An ad from the DNC released Tuesday also suggested that the content of Romney's tax returns -- many of which John McCain had access to when he was vetting Romney to be his running mate -- were so damaging that it dissuaded McCain from choosing him as his VP.
McCain dismissed that notion Tuesday, telling Politico that Palin was merely a "better candidate."
Asked if the Romney's tax history had disqualified him from the running, McCain said "of course not."
"I don't know what depths these people won't reach. Obviously, it's just outrageous. That's just outrageous. It shows the - it's so disgraceful for them to allege something that they have absolutely no knowledge of," he said in the Politico interview. "We thought that Sarah Palin was the better candidate."
The Obama campaign was quick to seize on Paul's remarks Tuesday, blasting the Politico article out in a mass email.
Paul is not the only Republican politician to urge Romney to reconsider his position- former Mississippi Governor Haley Barbour is among them - but the former Massachusetts governor suggested Tuesday he had no plans to change course.

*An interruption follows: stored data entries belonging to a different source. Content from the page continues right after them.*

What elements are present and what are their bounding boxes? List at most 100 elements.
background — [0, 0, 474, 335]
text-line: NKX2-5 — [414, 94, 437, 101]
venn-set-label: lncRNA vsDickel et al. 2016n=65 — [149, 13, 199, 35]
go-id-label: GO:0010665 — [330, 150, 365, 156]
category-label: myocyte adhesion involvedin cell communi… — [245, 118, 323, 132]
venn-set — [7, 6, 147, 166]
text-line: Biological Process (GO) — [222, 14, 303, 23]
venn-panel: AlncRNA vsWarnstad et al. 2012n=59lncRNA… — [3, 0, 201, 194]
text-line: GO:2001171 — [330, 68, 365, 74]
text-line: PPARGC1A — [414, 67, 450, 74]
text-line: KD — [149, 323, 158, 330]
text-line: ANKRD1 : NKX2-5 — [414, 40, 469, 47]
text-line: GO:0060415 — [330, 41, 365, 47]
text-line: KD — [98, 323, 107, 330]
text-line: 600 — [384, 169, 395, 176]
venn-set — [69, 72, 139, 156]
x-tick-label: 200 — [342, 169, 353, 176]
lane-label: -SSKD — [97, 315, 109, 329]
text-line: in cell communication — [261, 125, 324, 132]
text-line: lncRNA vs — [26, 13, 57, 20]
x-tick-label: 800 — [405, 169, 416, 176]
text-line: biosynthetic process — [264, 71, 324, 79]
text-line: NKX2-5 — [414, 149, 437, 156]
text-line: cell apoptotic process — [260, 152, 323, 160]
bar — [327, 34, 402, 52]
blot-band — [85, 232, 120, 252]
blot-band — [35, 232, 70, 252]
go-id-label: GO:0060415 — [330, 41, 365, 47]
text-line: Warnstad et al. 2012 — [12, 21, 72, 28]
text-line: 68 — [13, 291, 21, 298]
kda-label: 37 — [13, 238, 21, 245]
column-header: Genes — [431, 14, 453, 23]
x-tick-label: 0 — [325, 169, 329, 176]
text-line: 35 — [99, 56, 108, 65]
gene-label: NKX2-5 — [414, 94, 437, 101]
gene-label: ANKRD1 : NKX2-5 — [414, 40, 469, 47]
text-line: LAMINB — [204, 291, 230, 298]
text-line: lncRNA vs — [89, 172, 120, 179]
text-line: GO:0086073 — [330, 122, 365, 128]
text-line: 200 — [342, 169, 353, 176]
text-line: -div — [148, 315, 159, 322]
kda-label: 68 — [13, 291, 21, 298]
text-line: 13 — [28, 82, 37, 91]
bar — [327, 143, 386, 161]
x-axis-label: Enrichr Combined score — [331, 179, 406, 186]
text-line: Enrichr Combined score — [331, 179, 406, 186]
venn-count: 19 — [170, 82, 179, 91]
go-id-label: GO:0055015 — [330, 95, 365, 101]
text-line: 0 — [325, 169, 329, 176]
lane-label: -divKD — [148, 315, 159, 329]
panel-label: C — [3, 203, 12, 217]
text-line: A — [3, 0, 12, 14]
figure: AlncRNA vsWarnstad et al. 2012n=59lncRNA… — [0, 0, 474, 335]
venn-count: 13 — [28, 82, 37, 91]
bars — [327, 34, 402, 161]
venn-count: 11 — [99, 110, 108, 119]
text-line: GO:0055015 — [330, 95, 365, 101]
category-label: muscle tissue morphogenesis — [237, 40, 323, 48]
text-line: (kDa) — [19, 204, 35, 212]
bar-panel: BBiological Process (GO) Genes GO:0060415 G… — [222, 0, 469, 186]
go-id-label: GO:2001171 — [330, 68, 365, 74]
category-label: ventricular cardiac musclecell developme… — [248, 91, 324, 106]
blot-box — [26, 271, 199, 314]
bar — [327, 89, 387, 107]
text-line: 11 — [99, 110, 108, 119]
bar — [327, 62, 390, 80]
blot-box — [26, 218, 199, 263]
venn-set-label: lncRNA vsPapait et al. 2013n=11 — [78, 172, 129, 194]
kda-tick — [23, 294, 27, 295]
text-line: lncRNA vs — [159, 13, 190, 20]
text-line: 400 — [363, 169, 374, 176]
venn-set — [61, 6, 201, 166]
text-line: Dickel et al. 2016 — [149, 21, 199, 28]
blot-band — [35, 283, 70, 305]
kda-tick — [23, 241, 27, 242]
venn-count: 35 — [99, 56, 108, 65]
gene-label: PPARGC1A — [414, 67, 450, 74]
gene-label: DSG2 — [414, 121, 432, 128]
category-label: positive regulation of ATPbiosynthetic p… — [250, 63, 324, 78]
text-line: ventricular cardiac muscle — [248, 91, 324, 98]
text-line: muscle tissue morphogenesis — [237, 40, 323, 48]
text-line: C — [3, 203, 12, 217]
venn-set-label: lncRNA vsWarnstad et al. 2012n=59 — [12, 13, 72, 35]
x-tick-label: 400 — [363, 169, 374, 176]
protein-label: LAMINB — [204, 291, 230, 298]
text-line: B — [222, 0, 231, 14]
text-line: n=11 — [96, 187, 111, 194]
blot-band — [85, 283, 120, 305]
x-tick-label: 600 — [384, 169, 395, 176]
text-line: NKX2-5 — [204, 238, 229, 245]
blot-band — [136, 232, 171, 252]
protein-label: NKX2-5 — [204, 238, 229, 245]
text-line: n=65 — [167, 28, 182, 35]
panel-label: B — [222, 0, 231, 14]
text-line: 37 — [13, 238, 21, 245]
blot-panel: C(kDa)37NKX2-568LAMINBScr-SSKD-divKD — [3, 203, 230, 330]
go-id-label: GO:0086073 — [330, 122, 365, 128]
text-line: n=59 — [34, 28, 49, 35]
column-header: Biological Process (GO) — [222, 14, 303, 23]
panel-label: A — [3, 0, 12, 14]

"My tax returns that have already been released number into the hundreds of pages. And we will be releasing tax returns for the most current year as soon as those are prepared," he told the National Review in a Tuesday interview. "In the political environment that exists today, the opposition research of the Obama campaign is looking for anything they can use to distract from the failure of the president to reignite our economy. And I'm simply not enthusiastic about giving them hundreds or thousands of more pages to pick through, distort, and lie about."